Unless you are among the people who rely exclusively on twitter to keep up with their favourite blogs and the latest news, you have surely run into the same problem as me. I have noticed a recurring pattern in my browsing habits. Everytime I check my feeds in Google Reader, I star/pocket some item after I have read them. Why? I want to read the comments.
News posts are all right, most of the comments can be ignored as the raving of fanboys. What about reviews, analytical articles and editorials though? These (usually) invite intelligent comments from the readers. Arguments and debates spark up and expand the story in way the original author never can. The simple solution?
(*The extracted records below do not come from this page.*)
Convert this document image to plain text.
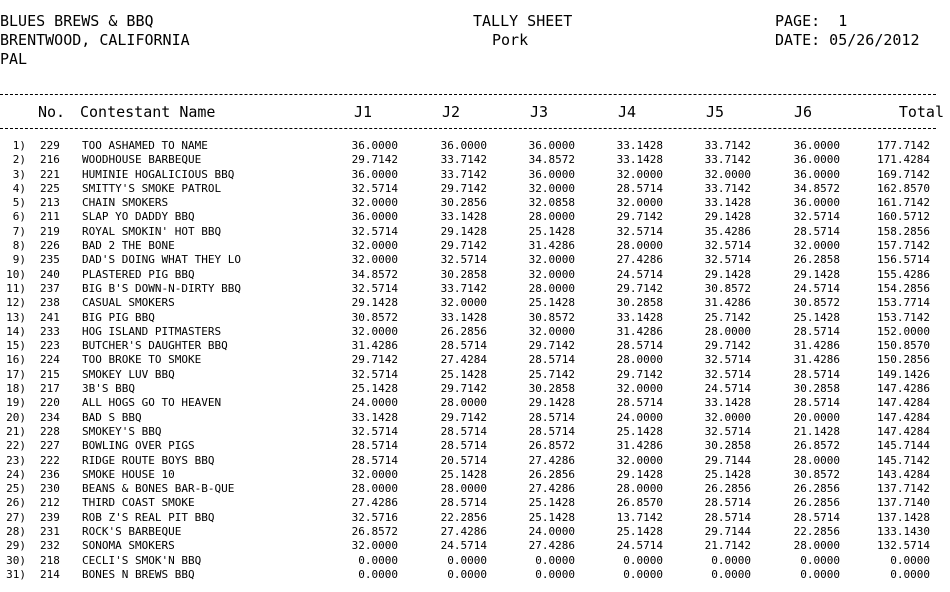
BLUES BREWS & BBQ
BRENTWOOD, CALIFORNIA
PAL
TALLY SHEET
Pork
PAGE:  1
DATE: 05/26/2012
No. Contestant Name	J1	J2	J3	J4	J5	J6	Total
1) 229 TOO ASHAMED TO NAME	36.0000	36.0000	36.0000	33.1428	33.7142	36.0000	177.7142
2) 216 WOODHOUSE BARBEQUE	29.7142	33.7142	34.8572	33.1428	33.7142	36.0000	171.4284
3) 221 HUMINIE HOGALICIOUS BBQ	36.0000	33.7142	36.0000	32.0000	32.0000	36.0000	169.7142
4) 225 SMITTY'S SMOKE PATROL	32.5714	29.7142	32.0000	28.5714	33.7142	34.8572	162.8570
5) 213 CHAIN SMOKERS	32.0000	30.2856	32.0858	32.0000	33.1428	36.0000	161.7142
6) 211 SLAP YO DADDY BBQ	36.0000	33.1428	28.0000	29.7142	29.1428	32.5714	160.5712
7) 219 ROYAL SMOKIN' HOT BBQ	32.5714	29.1428	25.1428	32.5714	35.4286	28.5714	158.2856
8) 226 BAD 2 THE BONE	32.0000	29.7142	31.4286	28.0000	32.5714	32.0000	157.7142
9) 235 DAD'S DOING WHAT THEY LO	32.0000	32.5714	32.0000	27.4286	32.5714	26.2858	156.5714
10) 240 PLASTERED PIG BBQ	34.8572	30.2858	32.0000	24.5714	29.1428	29.1428	155.4286
11) 237 BIG B'S DOWN-N-DIRTY BBQ	32.5714	33.7142	28.0000	29.7142	30.8572	24.5714	154.2856
12) 238 CASUAL SMOKERS	29.1428	32.0000	25.1428	30.2858	31.4286	30.8572	153.7714
13) 241 BIG PIG BBQ	30.8572	33.1428	30.8572	33.1428	25.7142	25.1428	153.7142
14) 233 HOG ISLAND PITMASTERS	32.0000	26.2856	32.0000	31.4286	28.0000	28.5714	152.0000
15) 223 BUTCHER'S DAUGHTER BBQ	31.4286	28.5714	29.7142	28.5714	29.7142	31.4286	150.8570
16) 224 TOO BROKE TO SMOKE	29.7142	27.4284	28.5714	28.0000	32.5714	31.4286	150.2856
17) 215 SMOKEY LUV BBQ	32.5714	25.1428	25.7142	29.7142	32.5714	28.5714	149.1426
18) 217 3B'S BBQ	25.1428	29.7142	30.2858	32.0000	24.5714	30.2858	147.4286
19) 220 ALL HOGS GO TO HEAVEN	24.0000	28.0000	29.1428	28.5714	33.1428	28.5714	147.4284
20) 234 BAD S BBQ	33.1428	29.7142	28.5714	24.0000	32.0000	20.0000	147.4284
21) 228 SMOKEY'S BBQ	32.5714	28.5714	28.5714	25.1428	32.5714	21.1428	147.4284
22) 227 BOWLING OVER PIGS	28.5714	28.5714	26.8572	31.4286	30.2858	26.8572	145.7144
23) 222 RIDGE ROUTE BOYS BBQ	28.5714	20.5714	27.4286	32.0000	29.7144	28.0000	145.7142
24) 236 SMOKE HOUSE 10	32.0000	25.1428	26.2856	29.1428	25.1428	30.8572	143.4284
25) 230 BEANS & BONES BAR-B-QUE	28.0000	28.0000	27.4286	28.0000	26.2856	26.2856	137.7142
26) 212 THIRD COAST SMOKE	27.4286	28.5714	25.1428	26.8570	28.5714	26.2856	137.7140
27) 239 ROB Z'S REAL PIT BBQ	32.5716	22.2856	25.1428	13.7142	28.5714	28.5714	137.1428
28) 231 ROCK'S BARBEQUE	26.8572	27.4286	24.0000	25.1428	29.7144	22.2856	133.1430
29) 232 SONOMA SMOKERS	32.0000	24.5714	27.4286	24.5714	21.7142	28.0000	132.5714
30) 218 CECLI'S SMOK'N BBQ	0.0000	0.0000	0.0000	0.0000	0.0000	0.0000	0.0000
31) 214 BONES N BREWS BBQ	0.0000	0.0000	0.0000	0.0000	0.0000	0.0000	0.0000
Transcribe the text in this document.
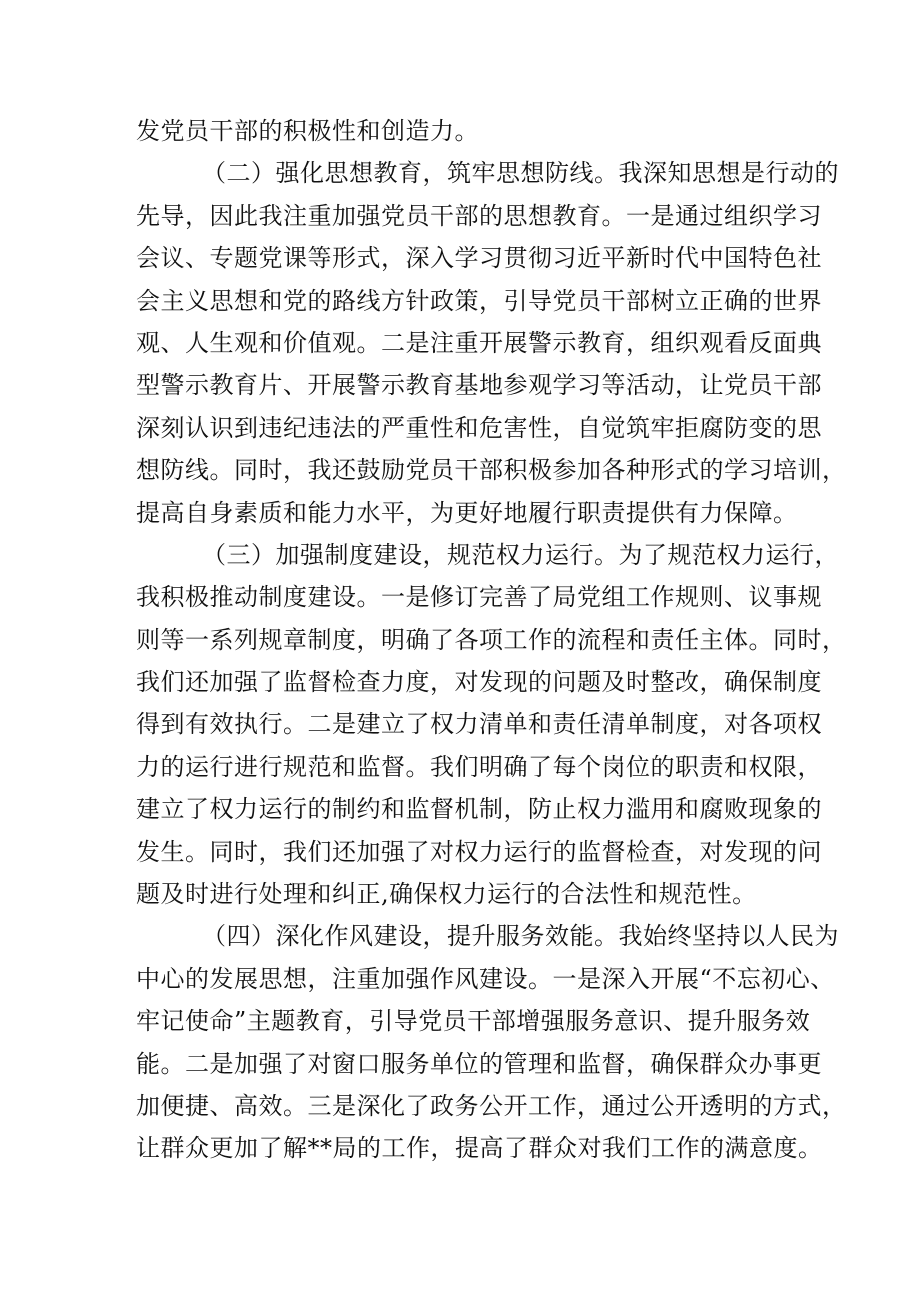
发党员干部的积极性和创造力。
（二）强化思想教育，筑牢思想防线。我深知思想是行动的
先导，因此我注重加强党员干部的思想教育。一是通过组织学习
会议、专题党课等形式，深入学习贯彻习近平新时代中国特色社
会主义思想和党的路线方针政策，引导党员干部树立正确的世界
观、人生观和价值观。二是注重开展警示教育，组织观看反面典
型警示教育片、开展警示教育基地参观学习等活动，让党员干部
深刻认识到违纪违法的严重性和危害性，自觉筑牢拒腐防变的思
想防线。同时，我还鼓励党员干部积极参加各种形式的学习培训，
提高自身素质和能力水平，为更好地履行职责提供有力保障。
（三）加强制度建设，规范权力运行。为了规范权力运行，
我积极推动制度建设。一是修订完善了局党组工作规则、议事规
则等一系列规章制度，明确了各项工作的流程和责任主体。同时，
我们还加强了监督检查力度，对发现的问题及时整改，确保制度
得到有效执行。二是建立了权力清单和责任清单制度，对各项权
力的运行进行规范和监督。我们明确了每个岗位的职责和权限，
建立了权力运行的制约和监督机制，防止权力滥用和腐败现象的
发生。同时，我们还加强了对权力运行的监督检查，对发现的问
题及时进行处理和纠正,确保权力运行的合法性和规范性。
（四）深化作风建设，提升服务效能。我始终坚持以人民为
中心的发展思想，注重加强作风建设。一是深入开展“不忘初心、
牢记使命”主题教育，引导党员干部增强服务意识、提升服务效
能。二是加强了对窗口服务单位的管理和监督，确保群众办事更
加便捷、高效。三是深化了政务公开工作，通过公开透明的方式，
让群众更加了解**局的工作，提高了群众对我们工作的满意度。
Subscribe to the comments feed which is available on a few blogs but then I will have to traverse through every comment on the site which is kinda unacceptable. Especially since services like Disqus make it easy to see the most popular/recommended comments in a jiffy. Maybe the sites which provide truncated feeds have got it right. Apart from ensuring page views for advertisers, they give you the complete experience after you click through to the main site but that defeats the point of RSS for me. Also, when I am accessing my subscriptions on my mobile, viewing the full we page isn't normally an option given the constraints of connectivity and my data plan.
My suggestion for this mess?The top comments should either be included at the bottom of the article or dynamically generated on clicking the link. If the site employs some sort of custom commenting system, a browser extension could pull in the comments when the feed is viewed.
If you have faced this dilemma or (gasp!) solved it, do tell.
Update: I wrote this post in October 2012 but it lounged in my Drafts folder. Obviously, Google Reader is long gone now but this problem still exists with Feedly, Digg Reader, AOL Reader and all other RSS based systems.